Story & Photography by Rick Amado
We all know at least one - the guy with the enviable garage. It's usually huge and packed full of the coolest junk on the planet: hot rod parts. Randy Clark is one of these lucky stiffs. As the proprietor of Hot Rods & Custom Stuff in Escondido, California, he gets to build some of the coolest cars around - Chris Williams' M-80 Ridler winner is a prime example.
But the business of hot rods is different than the lifestyle of hot rods, though Randy is at ease wearing either hat. His addiction began with Harley's back in the 60's - in fact, the chopper he's astride in the lead photo has the first frame he ever fabricated. His bike interests slowly evolved into hot rods, and by 1980 he was fully immersed in building cars out of his home garage/shop. By 1989, he was building cars for so many other people that he outgrew the garage and opened a new facility. He called it Hot Rods & Custom Stuff, and he hasn't had an empty bay since.
Randy isn't one of those parts hoarders with 73 cherry Deuce shells that will remain untouched for the next three decades. No sir, the parts hanging from his walls inevitably find their way onto real hot rods. He's not collecting this stuff; he buys it for the purpose of putting it to good use, as you can tell from the cars he has in various stages of construction. Yeah, all those cars you see are his, except for the '34 roadster on the lift, which he put together from "spare parts" and recently sold to a friend.
The door is open and Randy has invited us in, so let's take a peek.....
(left) Here's where the magic happens. Room for two inside and the antique potbelly stove for those frigid San Diego winters. The lift just outside makes chassis work on completed cars a snap. (right) Dig the antique lathe - no fancy speed shifter here, ya gotta swap the belt around to change speed. Randy built cars out of this shop years before opening his current facility. Most of the machines were resident and stayed in place when he moved operations into the new location.
The ceiling beams are an even mixture of parts, souvenirs, and junk, which sorta gives the places a homey, lived-in kinda feel. The walls and ceiling beams bristle with miscellaneous stuff, some random, some useful, but all of it fun to look at. Randy doesn't have it arranged into categories (that would take up precious build time); he just hangs the new find wherever there's space.
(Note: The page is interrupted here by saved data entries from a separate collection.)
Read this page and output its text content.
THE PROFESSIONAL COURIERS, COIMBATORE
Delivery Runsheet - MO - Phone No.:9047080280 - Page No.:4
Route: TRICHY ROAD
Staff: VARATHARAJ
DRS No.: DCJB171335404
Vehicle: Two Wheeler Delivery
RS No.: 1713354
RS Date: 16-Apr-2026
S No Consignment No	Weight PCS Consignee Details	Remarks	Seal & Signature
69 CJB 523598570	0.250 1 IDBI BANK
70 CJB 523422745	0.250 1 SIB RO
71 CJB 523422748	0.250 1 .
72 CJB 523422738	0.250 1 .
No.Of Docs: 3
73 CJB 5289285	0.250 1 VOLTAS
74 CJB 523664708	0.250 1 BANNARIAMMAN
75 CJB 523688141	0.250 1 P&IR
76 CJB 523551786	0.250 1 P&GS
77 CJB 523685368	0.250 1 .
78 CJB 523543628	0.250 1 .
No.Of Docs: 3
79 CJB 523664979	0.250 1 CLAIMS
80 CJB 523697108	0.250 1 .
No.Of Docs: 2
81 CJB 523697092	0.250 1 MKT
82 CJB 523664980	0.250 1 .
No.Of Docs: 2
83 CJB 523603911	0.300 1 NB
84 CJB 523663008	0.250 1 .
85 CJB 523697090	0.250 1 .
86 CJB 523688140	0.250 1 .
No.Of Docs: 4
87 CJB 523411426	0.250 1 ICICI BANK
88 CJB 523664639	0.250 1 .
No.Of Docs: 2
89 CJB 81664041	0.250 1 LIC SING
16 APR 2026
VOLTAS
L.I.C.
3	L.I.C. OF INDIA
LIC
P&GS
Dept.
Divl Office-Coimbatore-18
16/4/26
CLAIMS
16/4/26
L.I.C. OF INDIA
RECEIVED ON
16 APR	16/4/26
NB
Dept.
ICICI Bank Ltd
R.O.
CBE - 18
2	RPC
(left) The south forty hides Randy's cache of old truck bodies; there are even a few panels and sedan deliveries waiting for their moment in the spotlight. (right) Here're flathead intakes ripe for the pickin'. What's your flavor: one, two or three carbs?
A man-sized shop needs needs a man-sized toolbox. That Mac rollaway is a full 6 feet tall and contains everything needed for proper wrenching. That little roadster is a project car for Randy's grandkids.... It's a mechanics Illustrated kit from the '50s that uses early 50's Crosley running gear. Randy picked it up about a decade ago at the L.A. Roadster show swap meet and has had it on the road, hitting a whopping 25 mph (uncorrected) in it. Randy plans to restore the roadster and let the grandkids barnstorm his ranch in it.